The movie is built like an onion with layers that appeal to different audiences. The core of the story is a narrative that resonates universally. It’s about a person who can’t devote himself fully to his passion but has to have a day job to support it. This theme is well represented in Yo y Las Bestias, and people everywhere can relate to it. However, there are external layers that may resonate more with Latin American audiences, such as the issue of currency exchange control in Argentina right now. There’s a scene where the protagonist tries to sell a few dollars online but can’t mention the currency by name due to government restrictions. Audiences in Argentina possibly are experiencing something similar so they might relate. Venezuelan audiences also understand all the references and jokes. Overall, the movie has been well received both domestically and internationally, and we are very proud of that.
The use of sound in the movie is impressive. I especially liked the guacharacas and the sound of rain, which created an environment that felt Venezuelan. How did you create the sound universe?

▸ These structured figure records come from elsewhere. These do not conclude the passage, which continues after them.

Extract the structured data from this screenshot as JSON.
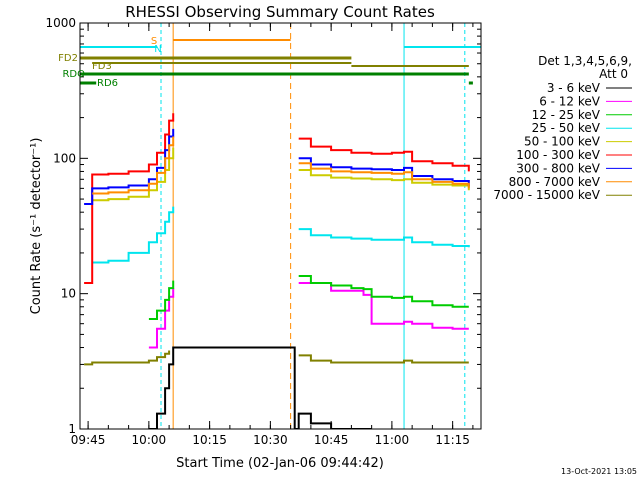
{
  "chart_data": {
    "type": "line",
    "title": "RHESSI Observing Summary Count Rates",
    "xlabel": "Start Time (02-Jan-06 09:44:42)",
    "ylabel": "Count Rate (s⁻¹ detector⁻¹)",
    "y_scale": "log",
    "ylim": [
      1,
      1000
    ],
    "xlim": [
      "09:43",
      "11:22"
    ],
    "y_ticks": [
      "1",
      "10",
      "100",
      "1000"
    ],
    "x_ticks": [
      "09:45",
      "10:00",
      "10:15",
      "10:30",
      "10:45",
      "11:00",
      "11:15"
    ],
    "footer_timestamp": "13-Oct-2021 13:05",
    "legend": {
      "placement": "right",
      "header": [
        "Det 1,3,4,5,6,9,",
        "Att 0"
      ]
    },
    "flags": [
      {
        "label": "FD2",
        "color": "#808000"
      },
      {
        "label": "FD3",
        "color": "#808000"
      },
      {
        "label": "RDO",
        "color": "#008000"
      },
      {
        "label": "RD6",
        "color": "#008000"
      },
      {
        "label": "S",
        "color": "#ff8c00"
      },
      {
        "label": "N",
        "color": "#00e5ee"
      }
    ],
    "series": [
      {
        "name": "3 - 6 keV",
        "color": "#000000",
        "x": [
          "09:44",
          "09:46",
          "10:00",
          "10:02",
          "10:04",
          "10:05",
          "10:06",
          "10:36",
          "10:37",
          "10:40",
          "10:45",
          "10:50",
          "10:53",
          "10:55",
          "11:00",
          "11:05",
          "11:10",
          "11:15",
          "11:19"
        ],
        "y": [
          null,
          null,
          1.0,
          1.3,
          2.0,
          3.0,
          4.0,
          1.0,
          1.3,
          1.1,
          1.0,
          1.0,
          1.0,
          1.0,
          null,
          null,
          null,
          null,
          null
        ]
      },
      {
        "name": "6 - 12 keV",
        "color": "#ff00ff",
        "x": [
          "09:44",
          "09:46",
          "09:55",
          "10:00",
          "10:02",
          "10:04",
          "10:05",
          "10:06",
          "10:36",
          "10:37",
          "10:45",
          "10:53",
          "10:55",
          "11:00",
          "11:03",
          "11:05",
          "11:10",
          "11:15",
          "11:19"
        ],
        "y": [
          null,
          null,
          null,
          4.0,
          5.5,
          7.5,
          9.5,
          11.0,
          null,
          12.0,
          10.5,
          9.8,
          6.0,
          6.0,
          6.2,
          6.0,
          5.6,
          5.5,
          5.5
        ]
      },
      {
        "name": "12 - 25 keV",
        "color": "#00cc00",
        "x": [
          "09:44",
          "09:46",
          "09:55",
          "10:00",
          "10:02",
          "10:04",
          "10:05",
          "10:06",
          "10:36",
          "10:37",
          "10:40",
          "10:45",
          "10:50",
          "10:53",
          "10:55",
          "11:00",
          "11:03",
          "11:05",
          "11:10",
          "11:15",
          "11:19"
        ],
        "y": [
          null,
          null,
          null,
          6.5,
          7.5,
          9.0,
          11.0,
          12.5,
          null,
          13.5,
          12.0,
          11.5,
          11.0,
          10.8,
          9.5,
          9.3,
          9.5,
          8.8,
          8.2,
          8.0,
          8.0
        ]
      },
      {
        "name": "25 - 50 keV",
        "color": "#00e5ee",
        "x": [
          "09:44",
          "09:46",
          "09:50",
          "09:55",
          "10:00",
          "10:02",
          "10:04",
          "10:05",
          "10:06",
          "10:36",
          "10:37",
          "10:40",
          "10:45",
          "10:50",
          "10:55",
          "11:00",
          "11:03",
          "11:05",
          "11:10",
          "11:15",
          "11:19"
        ],
        "y": [
          null,
          17,
          17.5,
          20,
          24,
          28,
          34,
          40,
          44,
          null,
          30,
          27,
          26,
          25.5,
          25,
          25,
          26,
          24,
          23,
          22.5,
          22
        ]
      },
      {
        "name": "50 - 100 keV",
        "color": "#cccc00",
        "x": [
          "09:44",
          "09:46",
          "09:50",
          "09:55",
          "10:00",
          "10:02",
          "10:04",
          "10:05",
          "10:06",
          "10:36",
          "10:37",
          "10:40",
          "10:45",
          "10:50",
          "10:55",
          "11:00",
          "11:03",
          "11:05",
          "11:10",
          "11:15",
          "11:19"
        ],
        "y": [
          null,
          49,
          50,
          52,
          58,
          67,
          82,
          100,
          120,
          null,
          82,
          75,
          72,
          71,
          70,
          69,
          70,
          66,
          64,
          63,
          58
        ]
      },
      {
        "name": "100 - 300 keV",
        "color": "#ff0000",
        "x": [
          "09:44",
          "09:46",
          "09:50",
          "09:55",
          "10:00",
          "10:02",
          "10:04",
          "10:05",
          "10:06",
          "10:36",
          "10:37",
          "10:40",
          "10:45",
          "10:50",
          "10:55",
          "11:00",
          "11:03",
          "11:05",
          "11:10",
          "11:15",
          "11:19"
        ],
        "y": [
          12,
          76,
          77,
          80,
          90,
          110,
          150,
          190,
          215,
          null,
          140,
          122,
          115,
          110,
          108,
          110,
          112,
          95,
          92,
          88,
          80
        ]
      },
      {
        "name": "300 - 800 keV",
        "color": "#0000ff",
        "x": [
          "09:44",
          "09:46",
          "09:50",
          "09:55",
          "10:00",
          "10:02",
          "10:04",
          "10:05",
          "10:06",
          "10:36",
          "10:37",
          "10:40",
          "10:45",
          "10:50",
          "10:55",
          "11:00",
          "11:03",
          "11:05",
          "11:10",
          "11:15",
          "11:19"
        ],
        "y": [
          46,
          60,
          61,
          63,
          70,
          85,
          115,
          145,
          165,
          null,
          100,
          90,
          86,
          84,
          83,
          82,
          85,
          74,
          70,
          68,
          62
        ]
      },
      {
        "name": "800 - 7000 keV",
        "color": "#ff8c00",
        "x": [
          "09:44",
          "09:46",
          "09:50",
          "09:55",
          "10:00",
          "10:02",
          "10:04",
          "10:05",
          "10:06",
          "10:36",
          "10:37",
          "10:40",
          "10:45",
          "10:50",
          "10:55",
          "11:00",
          "11:03",
          "11:05",
          "11:10",
          "11:15",
          "11:19"
        ],
        "y": [
          null,
          55,
          56,
          58,
          65,
          78,
          100,
          125,
          145,
          null,
          92,
          84,
          80,
          79,
          78,
          77,
          79,
          70,
          67,
          65,
          60
        ]
      },
      {
        "name": "7000 - 15000 keV",
        "color": "#808000",
        "x": [
          "09:44",
          "09:46",
          "09:50",
          "09:55",
          "10:00",
          "10:02",
          "10:04",
          "10:05",
          "10:06",
          "10:36",
          "10:37",
          "10:40",
          "10:45",
          "10:50",
          "10:55",
          "11:00",
          "11:03",
          "11:05",
          "11:10",
          "11:15",
          "11:19"
        ],
        "y": [
          3.0,
          3.1,
          3.1,
          3.1,
          3.2,
          3.4,
          3.6,
          3.8,
          null,
          null,
          3.5,
          3.2,
          3.1,
          3.1,
          3.1,
          3.1,
          3.2,
          3.1,
          3.1,
          3.1,
          3.1
        ]
      }
    ]
  }
}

In 2018, when we were making the movie, our field sound engineer Alejandro Silva, known as Alejo, had already gone to Argentina. I stayed in Venezuela and used my knowledge of audio production to make recordings of environments in my free time. I recorded car alarms and birdsongs and even experimented with creating sounds that harmonized with each other. For instance, in one scene, when the main character arrives at a beach-side apartment, the sound of the air conditioning’s compressor is tuned to the tone of the song that plays two minutes later. This technique creates a seamless transition between the scenes and music, resulting in kind of like a harmonious chord. Many people have commented on the movie’s sound design, finding it satisfying to listen to, and that’s precisely the effect we aimed to achieve.
What’s the symbolic meaning behind the appearance of the beasts? They were inspired by images that looked like animals but ended up looking more like statues.
Yeah, they kinda look like nuns. We wanted to create a visual representation of the music’s aesthetics, which were solar, breezy, and fluid. We brainstormed different images that would match these elements and came up with the concept of beasts. We wanted them to be faceless, devoid of a body or a physical appearance, much like music, which is an abstract art form. To achieve this, we covered the beasts with veils. This decision allowed us to play with the idea that the beasts were still animals but without a face. Currently in pop music, Pedro, there’s a pervasive idea that music must be linked to a beautiful face or body. It seems that pop music must be accompanied by the face of the person performing it. However, I believe that music is abstract and much larger than any physical appearance. I liked the idea that they were devoid of a face, just like music is more abstract than a physical appearance.
And just as a final question, what was the biggest lesson you learned while working in “Yo y las Bestias”?
When I was studying cinema, I had a lot of anxiety about being a filmmaker, and I didn’t consider myself one until I actually made a film. Even when I was making music videos and short films, I would write “graphic design” as my profession on forms because I didn’t believe I was a filmmaker. It was something that I held in my head and on a pedestal. However, that pressure eventually led me to make the movie. I learned that processes can take longer than expected, and it’s important to try to manage certain emotions and learn how to identify them. It’s also essential to enjoy the process and the journey, not just the end result. I’d like to apply this lesson to everything else I do.